The test of a new GOP commitment to poverty will be whether it can cut taxes and balance the budget without deep cuts in some of the resources available for basic assistance for the poor,” said Robert Greenstein, president of the Center on Budget and Policy Priorities in Washington.

(Rebecca Kaplan. “Donald Trump's tax plan would help the poorest Americans.” CBS News September 30, 2015.)

In the last eight years, President Barack Obama oversaw the largest growth in federal spending to reduce inequality since the Great Society of the 1960s.

His crusade had three pillars: (1) the Affordable Care Act, (2) tax benefits in the 2009 stimulus extended throughout the last seven years that raised the overall income of millions of poor Americans, and (3) measures going beyond the tax code to increase anti-poverty spending – food stamps, long-term unemployment benefits, and support for a higher minimum wage.

Together, these measures helped to reduce after-tax inequality more than any administration on record, according to the non-partisan Congressional Budget Office.

It is unfathomable, but evidently many poor people voted for the removal of poverty spending. They actually believed unemployment had increased under President Obama, when, in reality, the labor market was in its longest continuous expansion ever, and the last 12 months have been the best period for wage growth this century.

Derek Thompson, senior editor of The Atlantic, said about Trump: “Quite simply, his administration would make it much harder to be poor in America.”

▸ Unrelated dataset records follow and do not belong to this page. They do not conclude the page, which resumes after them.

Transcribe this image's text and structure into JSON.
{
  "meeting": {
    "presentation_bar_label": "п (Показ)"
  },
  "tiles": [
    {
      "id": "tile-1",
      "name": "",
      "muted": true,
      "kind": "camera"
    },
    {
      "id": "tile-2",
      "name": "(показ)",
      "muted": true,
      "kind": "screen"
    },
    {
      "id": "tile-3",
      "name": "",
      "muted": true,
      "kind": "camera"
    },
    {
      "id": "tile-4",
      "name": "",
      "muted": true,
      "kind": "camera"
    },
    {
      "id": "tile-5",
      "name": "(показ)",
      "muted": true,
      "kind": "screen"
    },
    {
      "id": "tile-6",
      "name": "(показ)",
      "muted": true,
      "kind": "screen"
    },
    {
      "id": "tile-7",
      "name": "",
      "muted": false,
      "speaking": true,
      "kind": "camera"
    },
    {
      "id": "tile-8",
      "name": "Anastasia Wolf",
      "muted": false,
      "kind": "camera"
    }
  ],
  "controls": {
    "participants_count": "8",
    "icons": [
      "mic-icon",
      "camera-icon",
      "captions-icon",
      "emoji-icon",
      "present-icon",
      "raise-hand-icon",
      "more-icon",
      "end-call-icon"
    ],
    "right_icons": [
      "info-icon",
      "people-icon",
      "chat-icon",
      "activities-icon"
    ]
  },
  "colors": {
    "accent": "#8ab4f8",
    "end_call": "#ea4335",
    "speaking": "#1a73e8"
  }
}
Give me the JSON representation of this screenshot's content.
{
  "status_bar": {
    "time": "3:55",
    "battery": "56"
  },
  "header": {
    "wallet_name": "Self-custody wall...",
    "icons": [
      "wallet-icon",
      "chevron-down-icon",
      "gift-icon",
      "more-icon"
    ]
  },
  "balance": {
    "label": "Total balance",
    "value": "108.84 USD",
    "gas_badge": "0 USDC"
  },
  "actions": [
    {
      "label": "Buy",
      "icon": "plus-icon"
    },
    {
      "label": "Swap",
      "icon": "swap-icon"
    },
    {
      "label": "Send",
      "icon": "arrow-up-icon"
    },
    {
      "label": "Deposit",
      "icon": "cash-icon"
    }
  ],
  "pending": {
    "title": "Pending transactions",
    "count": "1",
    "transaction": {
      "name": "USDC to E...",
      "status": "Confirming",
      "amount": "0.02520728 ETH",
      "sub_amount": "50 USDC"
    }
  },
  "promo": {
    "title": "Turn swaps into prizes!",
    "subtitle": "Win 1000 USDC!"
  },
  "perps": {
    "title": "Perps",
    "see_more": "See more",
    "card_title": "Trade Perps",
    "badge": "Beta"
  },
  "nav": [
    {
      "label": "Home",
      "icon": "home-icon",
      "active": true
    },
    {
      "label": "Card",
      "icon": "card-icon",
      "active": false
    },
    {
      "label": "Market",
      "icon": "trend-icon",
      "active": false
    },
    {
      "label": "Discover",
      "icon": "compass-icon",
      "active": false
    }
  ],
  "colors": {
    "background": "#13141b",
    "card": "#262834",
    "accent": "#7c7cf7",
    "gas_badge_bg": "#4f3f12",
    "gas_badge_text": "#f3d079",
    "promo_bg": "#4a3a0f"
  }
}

Thompson said repealing Obamacare would “almost certainly send the uninsured rate back up to Bush-era levels.” In the last six years, the number of uninsured families living around the poverty line fell by almost 50 percent. Thompson said that those gains would be reversed, and “more than 20 million people, many of them just above the poverty line, could suddenly lose access to health care.”

And, Thompson realistically addresses the result of the Trump tax plan ...

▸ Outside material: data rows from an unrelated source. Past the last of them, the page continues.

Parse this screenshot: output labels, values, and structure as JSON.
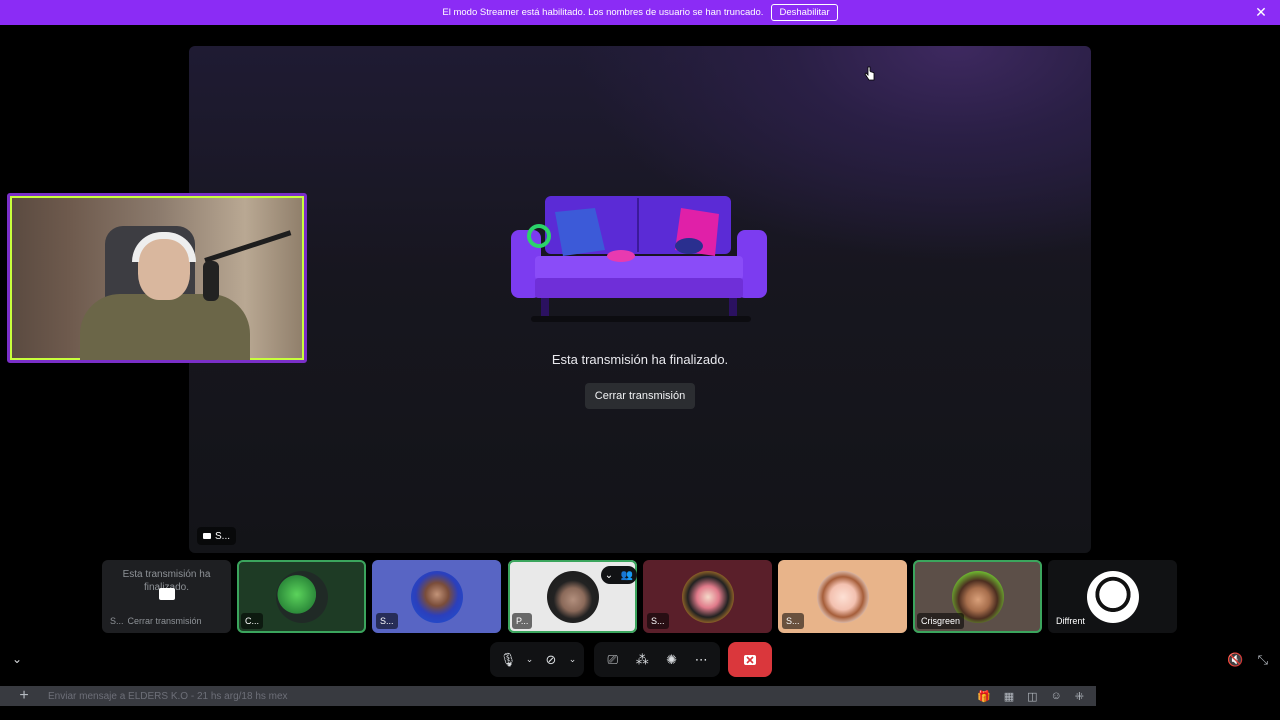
{
  "banner": {
    "message": "El modo Streamer está habilitado. Los nombres de usuario se han truncado.",
    "disable_label": "Deshabilitar",
    "close_icon": "close-icon"
  },
  "stage": {
    "ended_text": "Esta transmisión ha finalizado.",
    "close_stream_label": "Cerrar transmisión",
    "tag_label": "S..."
  },
  "tiles": [
    {
      "label": "S...",
      "ended_text": "Esta transmisión ha finalizado.",
      "close_text": "Cerrar transmisión",
      "kind": "stream"
    },
    {
      "label": "C...",
      "kind": "avatar",
      "color": "#1e3b25",
      "speaking": true
    },
    {
      "label": "S...",
      "kind": "avatar",
      "color": "#5865c4"
    },
    {
      "label": "P...",
      "kind": "avatar",
      "color": "#e9e9e9",
      "speaking": true
    },
    {
      "label": "S...",
      "kind": "avatar",
      "color": "#5a1f2a"
    },
    {
      "label": "S...",
      "kind": "avatar",
      "color": "#e8b48a"
    },
    {
      "label": "Crisgreen",
      "kind": "avatar",
      "color": "#5c4f48",
      "speaking": true
    },
    {
      "label": "Diffrent",
      "kind": "avatar",
      "color": "#111214"
    }
  ],
  "chat": {
    "placeholder": "Enviar mensaje a ELDERS K.O - 21 hs arg/18 hs mex"
  },
  "colors": {
    "banner": "#8b2cf5",
    "end_call": "#da373c",
    "speaking": "#3ba55d"
  }
}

“With protective collars around defense and spending on the elderly, the rest of government spending would have to be bulldozed. This remainder is dominated by assistance for the young and poor. Medicaid would shrink, as might the Children’s Health Insurance Program. Food stamps would be cut. Federal unemployment insurance spending would fall, as would housing and energy assistance for the poor. The Department of Education would have to be gutted, taking federal student loans with it.”

(Derek Thompson. “Things Are About to Get Much Worse for Poor Americans.” The Atlantic. November 09, 2016.)

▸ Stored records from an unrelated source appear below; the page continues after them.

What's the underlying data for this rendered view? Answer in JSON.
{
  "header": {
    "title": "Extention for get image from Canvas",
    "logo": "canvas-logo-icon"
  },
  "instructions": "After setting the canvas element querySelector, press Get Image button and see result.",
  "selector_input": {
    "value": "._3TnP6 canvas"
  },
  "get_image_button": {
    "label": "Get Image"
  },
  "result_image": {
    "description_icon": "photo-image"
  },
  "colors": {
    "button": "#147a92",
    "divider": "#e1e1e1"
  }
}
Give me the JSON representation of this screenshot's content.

Mr. Hughes, once more the American dream for the underprivileged seems destined to be deferred. Although America has gone through great reforms and social advances since you wrote your poem in 1935, much of the “rack of ruin” for the poor remains.

Sadly, it seems a mega-rich shyster has somehow convinced enough of the less-advantaged that he is a savior, yet, as president, he intends to provide the highest-income taxpayers with the biggest cuts, both in dollar terms and as a percentage of income (according to the Tax Policy Center). And, the richest 0.1 percent of the country is likely, on average, to save more than $1 million.

And, all the while, the poor get poorer as this carnival barker brags about taking a $916 million loss and not paying his taxes for many years. He continues to extoll the virtues of “making America great again.” Yet, for the poor, he is just promising to weaken further a country where the land of the free “never has been yet.” God help America to “be.” The dream is still a dream.